The surprise decision, which its board unanimously approved, came as the company exceeded Wall Street's profit expectations but revealed a worrying 12 percent drop in search advertising rates - the second consecutive quarterly decline.
Shares of Google, which finished Thursday's regular session at $651.01, rose to $653 in after-hours trading.
The announcement came just as Page completed a year in the chief executive's seat for the second time, during which he spearheaded the $12.5 billion acquisition of Motorola Mobility and launched a social network to take on Facebook.
"This stock split dividend, a dividend of a non-voting shares, is really just so the company can maintain control," BGC analyst Colin Gillis said.
"Plus, you have another quarter with a disturbing drop in click prices. OK, paid clicks are up but people are paying less for them. We had smartphones before the December quarter. If we want to blame it all on smartphones, that's a little disconcerting.
Google said its board of directors has approved a 2-for-1 stock split. Investors will get a dividend of one share of the new, non-voting "Class C" stock for each existing Google share.
The new shares, to be listed on Nasdaq under a separate ticker, will be available for corporate uses such as equity-based compensation for employees, in which case they would not dilute the share base.
"When we went public, we created a dual-class voting structure," Page said in a letter explaining the moves. "Our goal was to maintain the freedom to focus on the long term by ensuring that the management team, in particular Eric, Sergey and I, retained control over Google's destiny," the letter said.
"We are creating a corporate structure that is designed for stability over long time horizons. By investing in Google, you are placing an unusual long term bet on the team, especially Sergey and me, and on our innovative approach," Page said.
Google remains one of the last few major technology corporations to resist calls to pay a cash dividend. Last month, Apple Inc gave in to investor pressure to pay a dividend as the company's cash pile grew to almost $100 billion.
Google's earnings of $10.08 per share, excluding certain items, surpassed the $9.65 that analysts had predicted - another source of relief after the previous quarter's earnings miss.
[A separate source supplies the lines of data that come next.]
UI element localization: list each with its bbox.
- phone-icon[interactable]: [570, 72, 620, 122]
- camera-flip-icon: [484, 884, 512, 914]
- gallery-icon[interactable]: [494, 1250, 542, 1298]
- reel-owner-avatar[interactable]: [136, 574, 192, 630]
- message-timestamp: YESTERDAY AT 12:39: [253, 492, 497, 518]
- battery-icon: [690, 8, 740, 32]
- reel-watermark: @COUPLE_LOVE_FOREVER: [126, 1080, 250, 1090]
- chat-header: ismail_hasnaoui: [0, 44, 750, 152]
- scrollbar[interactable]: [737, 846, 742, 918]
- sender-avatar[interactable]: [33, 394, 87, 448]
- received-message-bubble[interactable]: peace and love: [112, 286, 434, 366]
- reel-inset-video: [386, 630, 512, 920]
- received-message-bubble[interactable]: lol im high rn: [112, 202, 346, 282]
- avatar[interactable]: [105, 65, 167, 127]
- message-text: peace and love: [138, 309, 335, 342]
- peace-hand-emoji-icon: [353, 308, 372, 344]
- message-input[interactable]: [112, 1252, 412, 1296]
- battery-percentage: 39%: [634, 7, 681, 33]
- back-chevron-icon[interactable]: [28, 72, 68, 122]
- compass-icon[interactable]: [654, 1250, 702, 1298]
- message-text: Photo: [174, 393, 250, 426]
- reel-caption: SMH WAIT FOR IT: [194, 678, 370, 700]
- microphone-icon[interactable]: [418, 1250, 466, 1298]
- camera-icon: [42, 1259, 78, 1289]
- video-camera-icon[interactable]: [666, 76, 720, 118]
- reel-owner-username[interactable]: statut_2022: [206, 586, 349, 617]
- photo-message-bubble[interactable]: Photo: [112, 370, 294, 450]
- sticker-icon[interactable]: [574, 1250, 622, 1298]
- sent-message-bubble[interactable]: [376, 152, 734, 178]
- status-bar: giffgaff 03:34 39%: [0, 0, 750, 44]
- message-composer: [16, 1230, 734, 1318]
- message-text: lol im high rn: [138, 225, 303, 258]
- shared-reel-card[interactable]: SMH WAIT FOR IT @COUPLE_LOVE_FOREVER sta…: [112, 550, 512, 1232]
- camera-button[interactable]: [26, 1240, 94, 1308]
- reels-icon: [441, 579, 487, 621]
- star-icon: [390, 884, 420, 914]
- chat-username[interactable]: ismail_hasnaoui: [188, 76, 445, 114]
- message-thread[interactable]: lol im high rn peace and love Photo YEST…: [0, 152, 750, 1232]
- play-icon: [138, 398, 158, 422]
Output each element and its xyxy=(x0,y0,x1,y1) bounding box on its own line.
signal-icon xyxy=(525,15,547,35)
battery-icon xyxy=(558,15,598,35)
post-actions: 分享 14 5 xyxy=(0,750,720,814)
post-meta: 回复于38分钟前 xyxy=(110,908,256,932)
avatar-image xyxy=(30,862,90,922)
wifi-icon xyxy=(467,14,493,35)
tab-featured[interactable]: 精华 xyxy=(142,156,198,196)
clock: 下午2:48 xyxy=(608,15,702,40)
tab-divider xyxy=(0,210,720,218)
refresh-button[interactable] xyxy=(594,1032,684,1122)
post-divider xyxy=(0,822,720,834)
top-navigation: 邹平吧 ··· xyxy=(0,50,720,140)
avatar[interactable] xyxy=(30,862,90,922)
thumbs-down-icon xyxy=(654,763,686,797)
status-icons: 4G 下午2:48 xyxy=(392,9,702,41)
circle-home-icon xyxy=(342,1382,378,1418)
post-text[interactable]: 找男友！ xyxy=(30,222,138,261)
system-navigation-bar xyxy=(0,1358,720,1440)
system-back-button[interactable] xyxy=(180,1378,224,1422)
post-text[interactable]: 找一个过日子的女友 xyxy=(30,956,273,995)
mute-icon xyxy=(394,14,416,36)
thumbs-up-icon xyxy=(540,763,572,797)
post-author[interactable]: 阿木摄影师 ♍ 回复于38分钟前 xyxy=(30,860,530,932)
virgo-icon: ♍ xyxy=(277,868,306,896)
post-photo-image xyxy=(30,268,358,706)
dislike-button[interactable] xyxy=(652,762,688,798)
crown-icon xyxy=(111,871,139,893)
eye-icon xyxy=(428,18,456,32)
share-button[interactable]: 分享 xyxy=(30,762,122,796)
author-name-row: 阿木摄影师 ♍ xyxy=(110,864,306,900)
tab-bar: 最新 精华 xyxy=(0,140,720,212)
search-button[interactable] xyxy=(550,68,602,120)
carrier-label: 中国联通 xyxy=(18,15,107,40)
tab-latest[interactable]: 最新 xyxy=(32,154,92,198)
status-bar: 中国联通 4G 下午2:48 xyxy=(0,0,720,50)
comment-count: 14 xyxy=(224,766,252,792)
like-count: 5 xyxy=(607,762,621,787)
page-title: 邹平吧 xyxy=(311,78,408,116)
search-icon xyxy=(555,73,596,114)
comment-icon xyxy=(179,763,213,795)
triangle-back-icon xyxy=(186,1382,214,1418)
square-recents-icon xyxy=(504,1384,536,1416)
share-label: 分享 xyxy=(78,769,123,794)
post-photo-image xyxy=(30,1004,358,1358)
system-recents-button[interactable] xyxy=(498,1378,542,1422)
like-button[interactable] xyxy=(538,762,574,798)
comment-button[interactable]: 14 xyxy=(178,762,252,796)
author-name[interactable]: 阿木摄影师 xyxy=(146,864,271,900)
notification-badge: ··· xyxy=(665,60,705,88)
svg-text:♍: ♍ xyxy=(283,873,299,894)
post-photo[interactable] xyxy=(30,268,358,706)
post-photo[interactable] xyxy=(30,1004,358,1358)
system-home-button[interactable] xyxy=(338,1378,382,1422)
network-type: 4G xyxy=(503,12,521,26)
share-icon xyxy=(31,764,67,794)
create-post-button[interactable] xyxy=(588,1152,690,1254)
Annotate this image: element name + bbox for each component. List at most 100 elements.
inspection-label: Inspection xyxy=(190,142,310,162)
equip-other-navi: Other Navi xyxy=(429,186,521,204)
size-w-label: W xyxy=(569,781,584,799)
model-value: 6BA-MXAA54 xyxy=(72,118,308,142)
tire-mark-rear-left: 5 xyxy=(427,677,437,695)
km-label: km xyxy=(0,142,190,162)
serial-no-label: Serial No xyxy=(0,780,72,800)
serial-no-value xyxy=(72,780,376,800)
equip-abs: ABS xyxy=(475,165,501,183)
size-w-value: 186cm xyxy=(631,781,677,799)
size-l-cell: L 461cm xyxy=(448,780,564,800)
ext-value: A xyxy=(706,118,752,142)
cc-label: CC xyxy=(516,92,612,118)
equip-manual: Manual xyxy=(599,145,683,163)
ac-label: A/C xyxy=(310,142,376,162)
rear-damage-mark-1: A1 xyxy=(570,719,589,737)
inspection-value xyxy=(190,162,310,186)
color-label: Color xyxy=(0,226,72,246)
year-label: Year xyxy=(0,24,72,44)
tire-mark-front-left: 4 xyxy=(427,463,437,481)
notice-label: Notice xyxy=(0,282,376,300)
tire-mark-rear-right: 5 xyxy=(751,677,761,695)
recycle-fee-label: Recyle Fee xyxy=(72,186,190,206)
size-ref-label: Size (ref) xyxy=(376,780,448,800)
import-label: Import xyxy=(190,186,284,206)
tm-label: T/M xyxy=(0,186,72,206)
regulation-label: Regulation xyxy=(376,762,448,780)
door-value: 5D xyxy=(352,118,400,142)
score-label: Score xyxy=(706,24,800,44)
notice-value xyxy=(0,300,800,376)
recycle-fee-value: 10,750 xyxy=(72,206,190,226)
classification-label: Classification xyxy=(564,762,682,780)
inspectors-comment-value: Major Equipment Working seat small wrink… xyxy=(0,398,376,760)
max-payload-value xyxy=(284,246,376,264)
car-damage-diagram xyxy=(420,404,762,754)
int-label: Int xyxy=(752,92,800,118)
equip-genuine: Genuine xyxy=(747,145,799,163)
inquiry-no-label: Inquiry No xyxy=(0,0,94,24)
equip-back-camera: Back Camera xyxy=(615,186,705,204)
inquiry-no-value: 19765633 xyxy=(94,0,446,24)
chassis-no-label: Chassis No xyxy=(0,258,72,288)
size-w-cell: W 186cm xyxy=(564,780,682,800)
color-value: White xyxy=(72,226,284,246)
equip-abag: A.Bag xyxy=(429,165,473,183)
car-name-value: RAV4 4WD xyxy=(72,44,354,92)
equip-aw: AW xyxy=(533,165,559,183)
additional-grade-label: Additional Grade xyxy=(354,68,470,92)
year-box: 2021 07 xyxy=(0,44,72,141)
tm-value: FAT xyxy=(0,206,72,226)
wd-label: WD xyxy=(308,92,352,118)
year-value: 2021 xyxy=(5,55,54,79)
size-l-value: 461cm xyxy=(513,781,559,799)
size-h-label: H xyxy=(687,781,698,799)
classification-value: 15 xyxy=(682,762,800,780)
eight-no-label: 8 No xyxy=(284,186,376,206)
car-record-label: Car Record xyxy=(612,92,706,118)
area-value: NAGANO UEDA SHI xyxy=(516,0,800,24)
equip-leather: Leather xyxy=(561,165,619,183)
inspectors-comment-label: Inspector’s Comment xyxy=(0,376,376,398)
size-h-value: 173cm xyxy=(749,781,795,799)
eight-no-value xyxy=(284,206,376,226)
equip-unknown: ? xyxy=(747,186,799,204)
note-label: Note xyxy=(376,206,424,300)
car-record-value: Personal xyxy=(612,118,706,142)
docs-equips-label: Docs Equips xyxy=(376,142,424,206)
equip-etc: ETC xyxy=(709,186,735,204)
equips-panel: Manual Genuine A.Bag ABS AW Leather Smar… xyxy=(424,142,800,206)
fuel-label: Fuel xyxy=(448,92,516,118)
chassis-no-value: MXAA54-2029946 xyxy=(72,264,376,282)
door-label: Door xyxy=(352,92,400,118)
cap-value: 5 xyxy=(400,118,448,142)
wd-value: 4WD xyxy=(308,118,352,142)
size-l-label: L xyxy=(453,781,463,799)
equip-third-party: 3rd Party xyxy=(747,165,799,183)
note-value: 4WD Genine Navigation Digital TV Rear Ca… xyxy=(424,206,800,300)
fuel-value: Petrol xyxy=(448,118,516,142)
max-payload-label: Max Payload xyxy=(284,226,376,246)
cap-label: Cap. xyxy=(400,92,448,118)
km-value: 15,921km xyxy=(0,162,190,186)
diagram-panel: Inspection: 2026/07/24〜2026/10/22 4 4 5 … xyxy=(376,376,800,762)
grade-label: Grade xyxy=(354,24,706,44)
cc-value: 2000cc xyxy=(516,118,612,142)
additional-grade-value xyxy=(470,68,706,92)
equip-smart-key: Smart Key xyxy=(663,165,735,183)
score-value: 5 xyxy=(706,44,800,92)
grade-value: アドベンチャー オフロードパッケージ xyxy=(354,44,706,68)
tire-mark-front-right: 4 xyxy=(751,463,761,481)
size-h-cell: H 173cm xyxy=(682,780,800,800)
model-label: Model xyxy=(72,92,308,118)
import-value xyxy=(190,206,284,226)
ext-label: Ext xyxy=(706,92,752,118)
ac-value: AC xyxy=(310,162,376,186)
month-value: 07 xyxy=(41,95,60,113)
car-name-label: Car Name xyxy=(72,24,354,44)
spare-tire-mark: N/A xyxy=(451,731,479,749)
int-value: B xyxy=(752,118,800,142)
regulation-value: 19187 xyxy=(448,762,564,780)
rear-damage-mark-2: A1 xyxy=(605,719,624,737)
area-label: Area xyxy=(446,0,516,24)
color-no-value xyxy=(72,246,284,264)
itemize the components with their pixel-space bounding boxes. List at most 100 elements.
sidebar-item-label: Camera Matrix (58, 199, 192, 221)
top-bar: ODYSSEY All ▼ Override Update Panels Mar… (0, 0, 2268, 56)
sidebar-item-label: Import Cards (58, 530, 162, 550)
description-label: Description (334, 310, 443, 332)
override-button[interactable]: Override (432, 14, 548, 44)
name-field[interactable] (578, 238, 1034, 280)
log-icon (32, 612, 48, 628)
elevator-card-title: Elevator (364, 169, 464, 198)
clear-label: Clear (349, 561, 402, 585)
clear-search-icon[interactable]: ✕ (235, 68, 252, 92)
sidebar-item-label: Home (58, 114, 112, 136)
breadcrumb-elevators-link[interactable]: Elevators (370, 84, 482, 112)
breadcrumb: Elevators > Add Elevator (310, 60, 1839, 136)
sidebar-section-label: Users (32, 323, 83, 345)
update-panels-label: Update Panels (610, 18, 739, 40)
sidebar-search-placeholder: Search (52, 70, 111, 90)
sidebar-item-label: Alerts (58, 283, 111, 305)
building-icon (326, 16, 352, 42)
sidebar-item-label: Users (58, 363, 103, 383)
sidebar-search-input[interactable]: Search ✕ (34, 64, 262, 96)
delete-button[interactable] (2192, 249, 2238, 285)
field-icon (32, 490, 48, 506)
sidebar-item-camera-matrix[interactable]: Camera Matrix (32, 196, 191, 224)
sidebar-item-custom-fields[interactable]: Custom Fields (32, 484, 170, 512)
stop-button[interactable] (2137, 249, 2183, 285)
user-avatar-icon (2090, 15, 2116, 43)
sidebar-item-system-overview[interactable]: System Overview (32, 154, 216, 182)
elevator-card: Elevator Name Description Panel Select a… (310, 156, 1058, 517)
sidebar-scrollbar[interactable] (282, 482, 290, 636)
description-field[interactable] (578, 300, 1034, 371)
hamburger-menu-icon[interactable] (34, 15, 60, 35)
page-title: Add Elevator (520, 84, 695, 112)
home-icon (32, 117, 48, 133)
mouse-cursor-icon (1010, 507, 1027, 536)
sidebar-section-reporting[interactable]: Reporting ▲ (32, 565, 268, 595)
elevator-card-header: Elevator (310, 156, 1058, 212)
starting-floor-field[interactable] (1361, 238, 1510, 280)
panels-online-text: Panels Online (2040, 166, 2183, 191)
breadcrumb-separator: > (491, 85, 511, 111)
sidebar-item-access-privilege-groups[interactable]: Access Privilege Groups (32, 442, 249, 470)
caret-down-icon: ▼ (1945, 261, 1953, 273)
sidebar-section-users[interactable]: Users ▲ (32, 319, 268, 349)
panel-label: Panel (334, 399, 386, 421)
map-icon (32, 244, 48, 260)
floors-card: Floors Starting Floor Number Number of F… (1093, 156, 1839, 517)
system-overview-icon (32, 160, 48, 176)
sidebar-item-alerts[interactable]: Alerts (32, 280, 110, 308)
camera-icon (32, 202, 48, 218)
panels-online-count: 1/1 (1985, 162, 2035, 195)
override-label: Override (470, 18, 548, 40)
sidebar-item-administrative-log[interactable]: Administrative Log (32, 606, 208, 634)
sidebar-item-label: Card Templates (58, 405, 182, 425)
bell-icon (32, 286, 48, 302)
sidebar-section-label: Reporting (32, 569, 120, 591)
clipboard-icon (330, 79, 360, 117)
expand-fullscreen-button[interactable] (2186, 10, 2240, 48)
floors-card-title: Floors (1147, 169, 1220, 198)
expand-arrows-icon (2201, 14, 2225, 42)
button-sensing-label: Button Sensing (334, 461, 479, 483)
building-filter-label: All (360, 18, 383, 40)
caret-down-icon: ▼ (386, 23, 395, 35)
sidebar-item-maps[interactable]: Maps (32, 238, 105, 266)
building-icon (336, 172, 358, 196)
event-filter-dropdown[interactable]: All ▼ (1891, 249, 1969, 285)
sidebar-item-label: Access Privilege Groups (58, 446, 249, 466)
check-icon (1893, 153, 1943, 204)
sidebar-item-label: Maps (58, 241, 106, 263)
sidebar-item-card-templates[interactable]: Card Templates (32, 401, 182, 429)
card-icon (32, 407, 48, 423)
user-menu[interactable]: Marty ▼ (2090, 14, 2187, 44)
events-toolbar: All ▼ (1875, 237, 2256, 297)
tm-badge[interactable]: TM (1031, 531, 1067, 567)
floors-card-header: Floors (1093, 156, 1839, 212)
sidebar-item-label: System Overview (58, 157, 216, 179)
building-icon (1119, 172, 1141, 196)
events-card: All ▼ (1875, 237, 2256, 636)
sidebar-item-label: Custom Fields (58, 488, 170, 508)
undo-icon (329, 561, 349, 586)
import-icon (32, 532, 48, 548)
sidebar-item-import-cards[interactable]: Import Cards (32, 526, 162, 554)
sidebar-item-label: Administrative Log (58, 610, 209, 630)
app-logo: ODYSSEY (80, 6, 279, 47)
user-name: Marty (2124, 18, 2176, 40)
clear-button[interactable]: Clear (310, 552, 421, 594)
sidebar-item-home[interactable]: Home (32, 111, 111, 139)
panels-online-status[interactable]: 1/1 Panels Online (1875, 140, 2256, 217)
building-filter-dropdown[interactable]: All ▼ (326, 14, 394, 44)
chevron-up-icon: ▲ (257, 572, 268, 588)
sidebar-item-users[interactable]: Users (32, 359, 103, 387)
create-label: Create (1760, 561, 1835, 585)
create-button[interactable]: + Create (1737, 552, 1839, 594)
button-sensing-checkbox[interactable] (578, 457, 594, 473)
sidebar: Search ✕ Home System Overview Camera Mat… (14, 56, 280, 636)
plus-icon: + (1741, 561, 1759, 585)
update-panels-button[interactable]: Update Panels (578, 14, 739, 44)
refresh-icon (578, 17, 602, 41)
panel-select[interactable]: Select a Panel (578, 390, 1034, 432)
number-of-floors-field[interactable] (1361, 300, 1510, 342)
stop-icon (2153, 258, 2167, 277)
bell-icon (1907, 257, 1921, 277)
Net revenue, excluding fees paid to partner websites, totaled $8.14 billion in the three months ended March 31, compared with $6.54 billion in the year-ago period and analysts' average estimate of $8.15 billion according to Thomson Reuters I/B/E/S.
Net income was $2.89 billion, or $8.75 per share, compared with $1.80 billion, or $5.51 a share, in the year-ago period when Google took a $500 million charge to settle a government probe into its advertising practices.